My son and I saw Dawn of the Planet of the Apes a couple weeks ago at our local drive-in theater. Having seen the original (not the original original, but the first in this series) when it came out, I hoped the sequel would live up to it. Although it was good and I was not disappointed, at least I didn’t cry during this one.
The movie picks up about ten years after the first one ended. A simian flu, created by scientists performing experiments on chimps, has decimated the human population. A group of chimps, led by Caesar, the first movie’s hero, is living peacefully in the woods outside of San Francisco. They are disturbed by a small group of humans who have been sent into the woods to the river to try to locate a way to get the city back on the grid. Caesar tries to keep the peace between the chimps and humans, but Koba, a rival chimp who endured painful lab experiments performed by humans, has other plans. He frames a human for injuring Caesar, and leads the other chimps, except for Caesar’s most loyal subjects, into war with the humans. A human leader, who lost his family to the flu, does not hesitate to try to kill the chimps either. The movie does not end in a clear resolution; it pretty much sets the scene for the next film in the franchise.

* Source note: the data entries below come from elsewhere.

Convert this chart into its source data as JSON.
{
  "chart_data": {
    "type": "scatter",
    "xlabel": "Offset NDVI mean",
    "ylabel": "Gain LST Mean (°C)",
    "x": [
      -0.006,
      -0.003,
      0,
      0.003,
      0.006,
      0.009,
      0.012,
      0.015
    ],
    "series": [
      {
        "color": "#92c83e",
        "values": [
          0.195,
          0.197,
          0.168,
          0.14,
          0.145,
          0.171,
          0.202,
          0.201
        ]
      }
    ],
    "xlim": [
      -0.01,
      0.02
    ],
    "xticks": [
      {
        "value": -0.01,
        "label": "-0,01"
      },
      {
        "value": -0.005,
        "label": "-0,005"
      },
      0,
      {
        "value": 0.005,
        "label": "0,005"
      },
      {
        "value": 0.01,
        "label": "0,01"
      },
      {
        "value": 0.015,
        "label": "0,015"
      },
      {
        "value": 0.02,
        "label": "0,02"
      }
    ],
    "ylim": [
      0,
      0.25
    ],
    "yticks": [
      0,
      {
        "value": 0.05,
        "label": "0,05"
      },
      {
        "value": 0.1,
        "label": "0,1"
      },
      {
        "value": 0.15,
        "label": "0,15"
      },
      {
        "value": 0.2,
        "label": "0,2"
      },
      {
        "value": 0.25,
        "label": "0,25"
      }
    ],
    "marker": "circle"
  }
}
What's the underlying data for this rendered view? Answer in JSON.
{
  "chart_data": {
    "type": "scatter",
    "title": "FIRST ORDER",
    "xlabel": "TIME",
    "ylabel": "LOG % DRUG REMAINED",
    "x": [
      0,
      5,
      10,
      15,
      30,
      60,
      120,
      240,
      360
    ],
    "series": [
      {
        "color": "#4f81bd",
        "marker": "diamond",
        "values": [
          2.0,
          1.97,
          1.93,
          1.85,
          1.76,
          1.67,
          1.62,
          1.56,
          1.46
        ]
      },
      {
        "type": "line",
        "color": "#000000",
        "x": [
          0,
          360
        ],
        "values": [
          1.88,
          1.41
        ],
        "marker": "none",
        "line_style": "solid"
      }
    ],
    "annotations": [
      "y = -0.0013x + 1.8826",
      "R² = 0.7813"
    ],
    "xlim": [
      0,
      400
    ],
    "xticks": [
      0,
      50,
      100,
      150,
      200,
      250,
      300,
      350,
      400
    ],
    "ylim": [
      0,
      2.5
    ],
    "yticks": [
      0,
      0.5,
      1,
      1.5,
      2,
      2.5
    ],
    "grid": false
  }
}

Regardless, I felt like the movie continued in the same vein as the original. The themes that stood out were that kindness begets kindness and cruelty begets cruelty. The war-mongering chimp and human both showed a kind of evil. However, it was understandable to see how their hatred evolved.
One of the most memorable lines in the film is spoken by Caesar, who says “I thought apes were better than humans, but we are not. We are the same.”